Five suspects were taken into custody after the shootout in the food court area. Two groups of people were in the dining area when the shooting broke out.
Exterior of Mall of Louisiana after a shooting inside on April 23, 2026. A shooting broke out at the Mall of Louisiana in Baton Rouge on Thursday, April 23, injuring multiple people and leaving one dead.
The leg monitor on one of the alleged assailants had been removed prior to the shooting.
“That really adds insult to injury,” Stassi said.
The incident shows the lack of respect some people have for life, the sheriff said.
“They don’t have respect for their life and nobody else’s,” he said. “It’s unbelievable and sad. People are resorting to gunfire too quickly, and — as in the case at the food court — it takes life of innocent bystander.
“Gone are the days when people could watch national headlines and assume those incidents would not occur so close to home.”
St. Gabriel Police Chief Kevin Ambeau, who serves an area just over 10 minutes away from the mall, said it’s too close for comfort.
The proximity keeps the department on higher guard, he said.
“We’re always assisting Baton Rouge on things that happen nearby,” Ambeau said. “We train for stuff like what happened Thursday… we must be prepared for stuff like that at all of the time.”
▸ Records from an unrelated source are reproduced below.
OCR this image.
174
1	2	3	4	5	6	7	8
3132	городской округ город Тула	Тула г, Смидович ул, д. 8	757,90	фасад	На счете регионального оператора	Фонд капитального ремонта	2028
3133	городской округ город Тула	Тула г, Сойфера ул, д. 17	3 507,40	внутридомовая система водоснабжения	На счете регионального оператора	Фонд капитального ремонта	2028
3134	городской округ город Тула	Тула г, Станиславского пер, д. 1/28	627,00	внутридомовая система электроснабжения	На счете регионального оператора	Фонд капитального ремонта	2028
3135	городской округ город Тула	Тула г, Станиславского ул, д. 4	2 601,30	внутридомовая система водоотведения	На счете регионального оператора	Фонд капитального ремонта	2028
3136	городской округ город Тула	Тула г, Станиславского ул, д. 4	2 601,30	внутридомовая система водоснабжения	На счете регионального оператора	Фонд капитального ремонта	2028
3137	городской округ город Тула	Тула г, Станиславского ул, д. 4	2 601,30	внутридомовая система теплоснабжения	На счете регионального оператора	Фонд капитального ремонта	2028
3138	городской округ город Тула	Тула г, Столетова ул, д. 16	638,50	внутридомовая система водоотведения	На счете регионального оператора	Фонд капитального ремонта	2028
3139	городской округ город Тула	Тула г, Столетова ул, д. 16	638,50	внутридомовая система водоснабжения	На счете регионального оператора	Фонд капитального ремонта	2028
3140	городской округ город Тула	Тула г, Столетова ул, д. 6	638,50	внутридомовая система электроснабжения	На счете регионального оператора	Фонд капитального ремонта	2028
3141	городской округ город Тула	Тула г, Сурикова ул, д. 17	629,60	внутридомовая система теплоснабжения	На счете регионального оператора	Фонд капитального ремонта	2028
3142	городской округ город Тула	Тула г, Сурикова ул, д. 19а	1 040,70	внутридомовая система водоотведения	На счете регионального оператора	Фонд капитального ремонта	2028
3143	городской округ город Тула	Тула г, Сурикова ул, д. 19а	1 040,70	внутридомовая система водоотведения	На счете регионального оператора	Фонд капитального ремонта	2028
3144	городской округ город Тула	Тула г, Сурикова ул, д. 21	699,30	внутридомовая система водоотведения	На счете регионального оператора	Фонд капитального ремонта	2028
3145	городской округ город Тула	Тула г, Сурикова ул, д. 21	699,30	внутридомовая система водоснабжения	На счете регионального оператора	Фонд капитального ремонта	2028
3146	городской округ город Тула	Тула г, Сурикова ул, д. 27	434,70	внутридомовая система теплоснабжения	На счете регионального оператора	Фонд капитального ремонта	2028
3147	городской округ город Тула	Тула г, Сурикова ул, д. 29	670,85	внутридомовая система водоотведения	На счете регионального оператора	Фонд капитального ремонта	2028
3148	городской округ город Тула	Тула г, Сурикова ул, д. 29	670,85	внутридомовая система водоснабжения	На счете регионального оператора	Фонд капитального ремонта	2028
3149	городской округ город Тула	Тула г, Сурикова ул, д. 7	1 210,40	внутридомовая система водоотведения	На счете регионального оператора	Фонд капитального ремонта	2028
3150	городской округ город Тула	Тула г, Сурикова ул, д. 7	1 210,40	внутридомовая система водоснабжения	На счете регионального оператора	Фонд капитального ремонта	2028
Plaquemine Police Chief Stephen Engolio, another law enforcement veteran, said nothing prepares police or residents for what happens in those circumstances.
He disputed the media classification of the incident as “a mass shooting.”
“This is thugs in Baton Rouge shooting thugs,” Engolio said. “It’s not the mass shooting of a terrorist … it’s just thugs shooting thugs not giving a damn.
“This type of thing is avoidable by putting those thugs in jail. It’s as simple as that.”
White Castle Police Chief Harold Brooks said he sees much of the same Baton Rouge criminal element in his town.
One recent suspect who had been arrested recently in Baton Rouge found refuge in White Castle before Brooks alerted Baton Rouge Police.
“We’re a little further away, but we do get people from Baton Rouge,” he said. “It trickles down into our area – not as much, thank God – but we do see people from the Baton Rouge area causing trouble in our area.
“We do our best keeping things straight in our area. We don’t need people from other areas coming here to cause trouble.”